Tell me about your problems.  Don’t many of us wish to hear that as an opening line to a conversation?  Who among us is not at times hungry for someone to listen to the obstacles we’re encountering in life?

But some of us do nothing but talk or think about our problems.  I noticed with a new acquaintance that whenever we talk he’s focused on struggles that are being caused by people and circumstances over which he has no control.  He doesn’t realize it yet, but his biggest “problem” is the fact that he doesn’t have clear boundaries.  It’s a great source of victimhood and misery for him.

Maybe you’re tired of being miserable, but you also have a hard time being like Pollyanna who saw the silver lining in every cloud.  Switching from seeing the glass as half empty to seeing it as half full is not possible for many of us.  Instead, we might refocus on progress.

Progress is often not obvious.  If we’ve been trained to think of progress solely in straight-line trajectories then we may come up short every time.  Progress is rarely a straight-line, like an uneventful pregnancy that is guaranteed to give birth after 40 weeks.  Progress is in fact very messy and often cannot be perceived except in hindsight.

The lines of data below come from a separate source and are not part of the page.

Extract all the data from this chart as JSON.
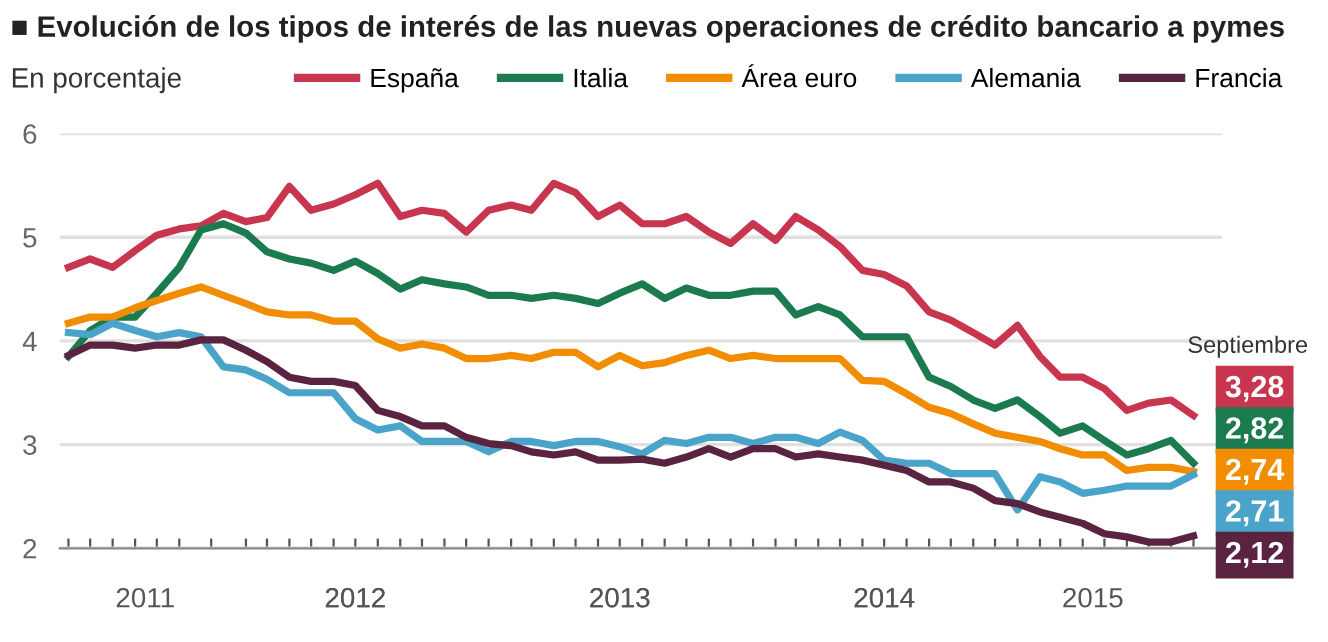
{
  "chart_data": {
    "type": "line",
    "title": "■ Evolución de los tipos de interés de las nuevas operaciones de crédito bancario a pymes",
    "subtitle": "En porcentaje",
    "annotations": [
      "Septiembre"
    ],
    "x": [
      "2011-06",
      "2011-07",
      "2011-08",
      "2011-09",
      "2011-10",
      "2011-11",
      "2011-12",
      "2012-01",
      "2012-02",
      "2012-03",
      "2012-04",
      "2012-05",
      "2012-06",
      "2012-07",
      "2012-08",
      "2012-09",
      "2012-10",
      "2012-11",
      "2012-12",
      "2013-01",
      "2013-02",
      "2013-03",
      "2013-04",
      "2013-05",
      "2013-06",
      "2013-07",
      "2013-08",
      "2013-09",
      "2013-10",
      "2013-11",
      "2013-12",
      "2014-01",
      "2014-02",
      "2014-03",
      "2014-04",
      "2014-05",
      "2014-06",
      "2014-07",
      "2014-08",
      "2014-09",
      "2014-10",
      "2014-11",
      "2014-12",
      "2015-01",
      "2015-02",
      "2015-03",
      "2015-04",
      "2015-05",
      "2015-06",
      "2015-07",
      "2015-08",
      "2015-09"
    ],
    "series": [
      {
        "name": "España",
        "color": "#c8354f",
        "values": [
          4.71,
          4.79,
          4.71,
          4.87,
          5.02,
          5.08,
          5.11,
          5.23,
          5.15,
          5.19,
          5.49,
          5.26,
          5.32,
          5.41,
          5.52,
          5.2,
          5.26,
          5.23,
          5.05,
          5.26,
          5.31,
          5.26,
          5.52,
          5.43,
          5.2,
          5.31,
          5.13,
          5.13,
          5.2,
          5.05,
          4.94,
          5.13,
          4.97,
          5.2,
          5.07,
          4.91,
          4.68,
          4.64,
          4.53,
          4.28,
          4.2,
          4.08,
          3.96,
          4.15,
          3.85,
          3.65,
          3.65,
          3.54,
          3.33,
          3.4,
          3.43,
          3.28
        ],
        "value_labels": [
          null,
          null,
          null,
          null,
          null,
          null,
          null,
          null,
          null,
          null,
          null,
          null,
          null,
          null,
          null,
          null,
          null,
          null,
          null,
          null,
          null,
          null,
          null,
          null,
          null,
          null,
          null,
          null,
          null,
          null,
          null,
          null,
          null,
          null,
          null,
          null,
          null,
          null,
          null,
          null,
          null,
          null,
          null,
          null,
          null,
          null,
          null,
          null,
          null,
          null,
          null,
          "3,28"
        ]
      },
      {
        "name": "Italia",
        "color": "#1b7a4e",
        "values": [
          3.85,
          4.1,
          4.23,
          4.23,
          4.46,
          4.71,
          5.07,
          5.13,
          5.04,
          4.86,
          4.79,
          4.75,
          4.68,
          4.77,
          4.65,
          4.5,
          4.59,
          4.55,
          4.52,
          4.44,
          4.44,
          4.41,
          4.44,
          4.41,
          4.36,
          4.46,
          4.55,
          4.41,
          4.51,
          4.44,
          4.44,
          4.48,
          4.48,
          4.25,
          4.33,
          4.25,
          4.04,
          4.04,
          4.04,
          3.65,
          3.56,
          3.43,
          3.35,
          3.43,
          3.27,
          3.11,
          3.18,
          3.04,
          2.9,
          2.96,
          3.04,
          2.82
        ],
        "value_labels": [
          null,
          null,
          null,
          null,
          null,
          null,
          null,
          null,
          null,
          null,
          null,
          null,
          null,
          null,
          null,
          null,
          null,
          null,
          null,
          null,
          null,
          null,
          null,
          null,
          null,
          null,
          null,
          null,
          null,
          null,
          null,
          null,
          null,
          null,
          null,
          null,
          null,
          null,
          null,
          null,
          null,
          null,
          null,
          null,
          null,
          null,
          null,
          null,
          null,
          null,
          null,
          "2,82"
        ]
      },
      {
        "name": "Área euro",
        "color": "#f28c00",
        "values": [
          4.17,
          4.23,
          4.23,
          4.32,
          4.39,
          4.46,
          4.52,
          4.44,
          4.36,
          4.28,
          4.25,
          4.25,
          4.19,
          4.19,
          4.02,
          3.93,
          3.97,
          3.93,
          3.83,
          3.83,
          3.86,
          3.83,
          3.89,
          3.89,
          3.75,
          3.86,
          3.76,
          3.79,
          3.86,
          3.91,
          3.83,
          3.86,
          3.83,
          3.83,
          3.83,
          3.83,
          3.62,
          3.61,
          3.49,
          3.36,
          3.3,
          3.2,
          3.11,
          3.07,
          3.03,
          2.96,
          2.9,
          2.9,
          2.75,
          2.78,
          2.78,
          2.74
        ],
        "value_labels": [
          null,
          null,
          null,
          null,
          null,
          null,
          null,
          null,
          null,
          null,
          null,
          null,
          null,
          null,
          null,
          null,
          null,
          null,
          null,
          null,
          null,
          null,
          null,
          null,
          null,
          null,
          null,
          null,
          null,
          null,
          null,
          null,
          null,
          null,
          null,
          null,
          null,
          null,
          null,
          null,
          null,
          null,
          null,
          null,
          null,
          null,
          null,
          null,
          null,
          null,
          null,
          "2,74"
        ]
      },
      {
        "name": "Alemania",
        "color": "#4aa3c8",
        "values": [
          4.08,
          4.06,
          4.17,
          4.1,
          4.04,
          4.08,
          4.04,
          3.75,
          3.72,
          3.63,
          3.5,
          3.5,
          3.5,
          3.25,
          3.14,
          3.18,
          3.03,
          3.03,
          3.03,
          2.93,
          3.03,
          3.03,
          2.99,
          3.03,
          3.03,
          2.98,
          2.91,
          3.04,
          3.01,
          3.07,
          3.07,
          3.01,
          3.07,
          3.07,
          3.01,
          3.12,
          3.04,
          2.85,
          2.82,
          2.82,
          2.72,
          2.72,
          2.72,
          2.37,
          2.69,
          2.64,
          2.53,
          2.56,
          2.6,
          2.6,
          2.6,
          2.71
        ],
        "value_labels": [
          null,
          null,
          null,
          null,
          null,
          null,
          null,
          null,
          null,
          null,
          null,
          null,
          null,
          null,
          null,
          null,
          null,
          null,
          null,
          null,
          null,
          null,
          null,
          null,
          null,
          null,
          null,
          null,
          null,
          null,
          null,
          null,
          null,
          null,
          null,
          null,
          null,
          null,
          null,
          null,
          null,
          null,
          null,
          null,
          null,
          null,
          null,
          null,
          null,
          null,
          null,
          "2,71"
        ]
      },
      {
        "name": "Francia",
        "color": "#5a2340",
        "values": [
          3.86,
          3.96,
          3.96,
          3.93,
          3.96,
          3.96,
          4.01,
          4.01,
          3.91,
          3.8,
          3.65,
          3.61,
          3.61,
          3.57,
          3.33,
          3.27,
          3.18,
          3.18,
          3.07,
          3.01,
          2.99,
          2.93,
          2.9,
          2.93,
          2.85,
          2.85,
          2.86,
          2.82,
          2.88,
          2.96,
          2.88,
          2.96,
          2.96,
          2.88,
          2.91,
          2.88,
          2.85,
          2.8,
          2.75,
          2.64,
          2.64,
          2.58,
          2.46,
          2.43,
          2.35,
          2.3,
          2.24,
          2.14,
          2.11,
          2.06,
          2.06,
          2.12
        ],
        "value_labels": [
          null,
          null,
          null,
          null,
          null,
          null,
          null,
          null,
          null,
          null,
          null,
          null,
          null,
          null,
          null,
          null,
          null,
          null,
          null,
          null,
          null,
          null,
          null,
          null,
          null,
          null,
          null,
          null,
          null,
          null,
          null,
          null,
          null,
          null,
          null,
          null,
          null,
          null,
          null,
          null,
          null,
          null,
          null,
          null,
          null,
          null,
          null,
          null,
          null,
          null,
          null,
          "2,12"
        ]
      }
    ],
    "ylim": [
      2,
      6
    ],
    "yticks": [
      2,
      3,
      4,
      5,
      6
    ],
    "xlim": [
      "2011-05-20",
      "2015-10-10"
    ],
    "xticks": [
      {
        "value": "2011-06-01",
        "label": null
      },
      {
        "value": "2011-07-01",
        "label": null
      },
      {
        "value": "2011-08-01",
        "label": null
      },
      {
        "value": "2011-09-01",
        "label": null
      },
      {
        "value": "2011-10-01",
        "label": null
      },
      {
        "value": "2011-11-01",
        "label": null
      },
      {
        "value": "2011-12-15",
        "label": null
      },
      {
        "value": "2012-02-01",
        "label": null
      },
      {
        "value": "2012-03-01",
        "label": null
      },
      {
        "value": "2012-04-01",
        "label": null
      },
      {
        "value": "2012-05-01",
        "label": null
      },
      {
        "value": "2012-06-01",
        "label": null
      },
      {
        "value": "2012-07-01",
        "label": null
      },
      {
        "value": "2012-08-01",
        "label": null
      },
      {
        "value": "2012-09-01",
        "label": null
      },
      {
        "value": "2012-10-01",
        "label": null
      },
      {
        "value": "2012-11-01",
        "label": null
      },
      {
        "value": "2012-12-01",
        "label": null
      },
      {
        "value": "2013-01-01",
        "label": null
      },
      {
        "value": "2013-02-01",
        "label": null
      },
      {
        "value": "2013-03-01",
        "label": null
      },
      {
        "value": "2013-04-01",
        "label": null
      },
      {
        "value": "2013-05-01",
        "label": null
      },
      {
        "value": "2013-06-01",
        "label": null
      },
      {
        "value": "2013-07-01",
        "label": null
      },
      {
        "value": "2013-08-01",
        "label": null
      },
      {
        "value": "2013-09-01",
        "label": null
      },
      {
        "value": "2013-10-01",
        "label": null
      },
      {
        "value": "2013-11-01",
        "label": null
      },
      {
        "value": "2013-12-01",
        "label": null
      },
      {
        "value": "2014-01-01",
        "label": null
      },
      {
        "value": "2014-02-01",
        "label": null
      },
      {
        "value": "2014-03-01",
        "label": null
      },
      {
        "value": "2014-04-01",
        "label": null
      },
      {
        "value": "2014-05-01",
        "label": null
      },
      {
        "value": "2014-06-01",
        "label": null
      },
      {
        "value": "2014-07-01",
        "label": null
      },
      {
        "value": "2014-08-01",
        "label": null
      },
      {
        "value": "2014-09-01",
        "label": null
      },
      {
        "value": "2014-10-01",
        "label": null
      },
      {
        "value": "2014-11-01",
        "label": null
      },
      {
        "value": "2014-12-01",
        "label": null
      },
      {
        "value": "2015-01-01",
        "label": null
      },
      {
        "value": "2015-02-01",
        "label": null
      },
      {
        "value": "2015-03-01",
        "label": null
      },
      {
        "value": "2015-04-01",
        "label": null
      },
      {
        "value": "2015-05-01",
        "label": null
      },
      {
        "value": "2015-06-01",
        "label": null
      },
      {
        "value": "2015-07-01",
        "label": null
      },
      {
        "value": "2015-08-01",
        "label": null
      },
      {
        "value": "2015-09-01",
        "label": null
      },
      {
        "value": "2011-09-15",
        "label": "2011"
      },
      {
        "value": "2012-07-01",
        "label": "2012"
      },
      {
        "value": "2013-07-01",
        "label": "2013"
      },
      {
        "value": "2014-07-01",
        "label": "2014"
      },
      {
        "value": "2015-04-15",
        "label": "2015"
      }
    ],
    "grid": "y",
    "legend": "top",
    "marker": "none",
    "line_style": "solid"
  }
}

Our entire lives represent progress, no matter what may occur.  They are a progression in time of experience, action, and reaction.  We are always changing and developing, sometimes toward goals we hunger to achieve, sometimes toward goals which are foisted upon us, and sometimes toward goals to which we inexorably march, such as aging and death.

Of course the challenges we encounter in our life-progress may be perceived as problems to solve, but they need make us miserable.  They are as unavoidable as the progress of our lives, so why not choose the perspective that will give us a sense of moving forward rather than being stuck?  Why not maximize our progress-index?